I am adding this brief update on April 20th. 2016.
A new edition of my book - in paperback - has
just appeared on Amazon, and Create Space.
Since uploading my Kindle version two years
ago, I have battled failing kidneys first diagnosed
while Gerry's book was only half done.
Now I face the prospect of home dialysis in the
near future, and had two surgeries on April 6th.
One for the dialysis tube, another for a hernia.
The operations affected my bladder and I was
hospitalized two extra days. I wore a catheter
for seven more days. Now, we have lift off.
A writer for 40 years - this is my first book.
Catholic,Democrat,a former military "brat".
We moved frequently and it was a good time.
My favorite book is still Bernard Malamud's
"The Fixer" (1966). A Pulitzer-Prize and National
Book Award winner. This novel,like his other books
and short story collections,is not in print anymore.
People no longer read his work. SAD. I first read
"The Fixer" in high school,and have never been
without a copy since.
This story teaches one to endure,and it has
helped me,an African American,often. Not just
in dealing with race in this country, either.
I am talking about the adversity I encountered
while growing as a "mainstream" writer, and sometimes
the "reverse racism" I experienced from Black Muslims
and other hardliners of my color.
That Malamud's hero is also a persecuted minority -
a Russian Jew -and that his book was written during
our Civil Rights era - triples its importance.
Her name was Geraldine Lee Fish. She is the reason my book,
"A Love Remembered Is a Love Forever", came about.
She got sick, and I never got to stand by the woman I loved, when it counted,
or say goodbye to her. She made a decision regarding her illness - and me -
which hurt more than it helped.
Now I am on the LONG road back.
My book opens with our first meeting in January, 1983,
and moves on through the 1980's,90's and the millenium.
Then a dreadful diagnosis early in the new century,
and years of struggle that,eventually, proved futile.
My uncle,Donald Goines, pioneered what is now
called "urban fiction". Author of 16 books,he
and his wife were killed in Detroit in 1974.

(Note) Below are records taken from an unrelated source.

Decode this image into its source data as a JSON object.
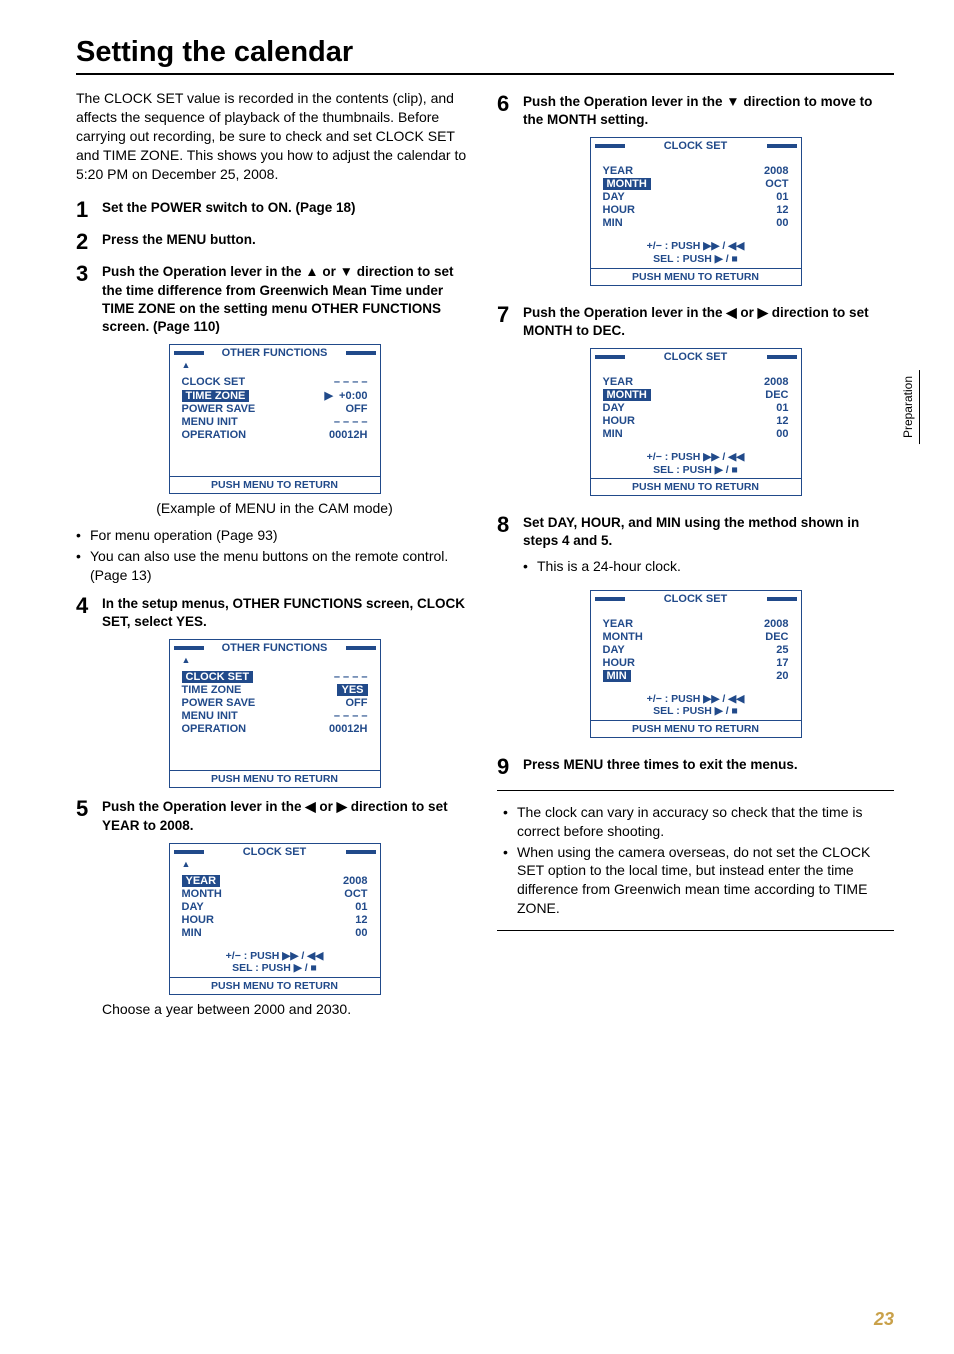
{
  "title": "Setting the calendar",
  "side_tab": "Preparation",
  "page_number": "23",
  "intro": "The CLOCK SET value is recorded in the contents (clip), and affects the sequence of playback of the thumbnails. Before carrying out recording, be sure to check and set CLOCK SET and TIME ZONE. This shows you how to adjust the calendar to 5:20 PM on December 25, 2008.",
  "steps": {
    "s1": {
      "num": "1",
      "instr": "Set the POWER switch to ON. (Page 18)"
    },
    "s2": {
      "num": "2",
      "instr": "Press the MENU button."
    },
    "s3": {
      "num": "3",
      "instr": "Push the Operation lever in the ▲ or ▼ direction to set the time difference from Greenwich Mean Time under TIME ZONE on the setting menu OTHER FUNCTIONS screen. (Page 110)"
    },
    "s4": {
      "num": "4",
      "instr": "In the setup menus, OTHER FUNCTIONS screen, CLOCK SET, select YES."
    },
    "s5": {
      "num": "5",
      "instr": "Push the Operation lever in the ◀ or ▶ direction to set YEAR to 2008."
    },
    "s6": {
      "num": "6",
      "instr": "Push the Operation lever in the ▼ direction to move to the MONTH setting."
    },
    "s7": {
      "num": "7",
      "instr": "Push the Operation lever in the ◀ or ▶ direction to set MONTH to DEC."
    },
    "s8": {
      "num": "8",
      "instr": "Set DAY, HOUR, and MIN using the method shown in steps 4 and 5.",
      "sub": "This is a 24-hour clock."
    },
    "s9": {
      "num": "9",
      "instr": "Press MENU three times to exit the menus."
    }
  },
  "caption3": "(Example of MENU in the CAM mode)",
  "bullets3": {
    "b1": "For menu operation (Page 93)",
    "b2": "You can also use the menu buttons on the remote control. (Page 13)"
  },
  "footnote5": "Choose a year between 2000 and 2030.",
  "notes": {
    "n1": "The clock can vary in accuracy so check that the time is correct before shooting.",
    "n2": "When using the camera overseas, do not set the CLOCK SET option to the local time, but instead enter the time difference from Greenwich mean time according to TIME ZONE."
  },
  "menu": {
    "other_title": "OTHER FUNCTIONS",
    "clock_title": "CLOCK SET",
    "footer": "PUSH  MENU TO RETURN",
    "hints_pm": "+/− : PUSH ▶▶ / ◀◀",
    "hints_sel": "SEL : PUSH ▶ / ■",
    "items": {
      "clock_set": "CLOCK SET",
      "time_zone": "TIME ZONE",
      "power_save": "POWER SAVE",
      "menu_init": "MENU INIT",
      "operation": "OPERATION",
      "year": "YEAR",
      "month": "MONTH",
      "day": "DAY",
      "hour": "HOUR",
      "min": "MIN"
    },
    "vals": {
      "dashes": "– – – –",
      "tz": "+0:00",
      "off": "OFF",
      "op": "00012H",
      "yes": "YES",
      "y2008": "2008",
      "oct": "OCT",
      "dec": "DEC",
      "d01": "01",
      "d25": "25",
      "h12": "12",
      "h17": "17",
      "m00": "00",
      "m20": "20"
    }
  }
}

I lost him just as I was starting out, with 1 and a
half years on the college paper as its film critic.
Little did I know that a professional debut awaited me
as 1974 ended. Weekly, community newspaper exposure
would be followed by another small daily, then another.
"Donnie" however, as we called him,would not live to
see any of this. We would meet and talk one last time -
just two weeks before his murder.
This September,I am beginning what could be a regular
venue:lecturing about him at a Northern Kentucky public
library, and reading 10 of his short,unpublished essays.
Movie reviews would be supplemented by previews of
mini-series,like "Roots", and "Jesus of Nazareth".
Then came the personal interviews: Anthony Hopkins
in 1978,William Holden (via telephone),Patty Duke,
Richard Harris in 1981 and 1983,Sandy Dennis in 1986.
The list goes on forever, as do the publications.
A & E magazines like the legendary CINEFANTASTIQUE
(now digital online),a Canadian Business monthly,
a weekly Construction book,two full-time newspaper
jobs, more freelancing,and then the big time.
First, the Detroit NEWS in 1999,appearing on its
Education,Business,and urban edition pages.
Then the Detroit Free PRESS as well, followed by
two years with the now-defunct Cincinnati POST
and its sister daily in Northern Kentucky.
By the time this happened,my dear Princess was fighting
for her life,and unaware of my success just 50 miles away.
Now I understand so well what she experienced, even though my
seven or eight Rx's pale by comparison with what she must have needed.
The paperback edition has new front and back covers. The hostility and
silence from her siblings and a friend or two has not changed, however.
Apparently,even in this age of the Internet and an African American president,
it is still not "OK" to love someone of another race. Even after that woman is
dead. You can like her,but just don't love her too much.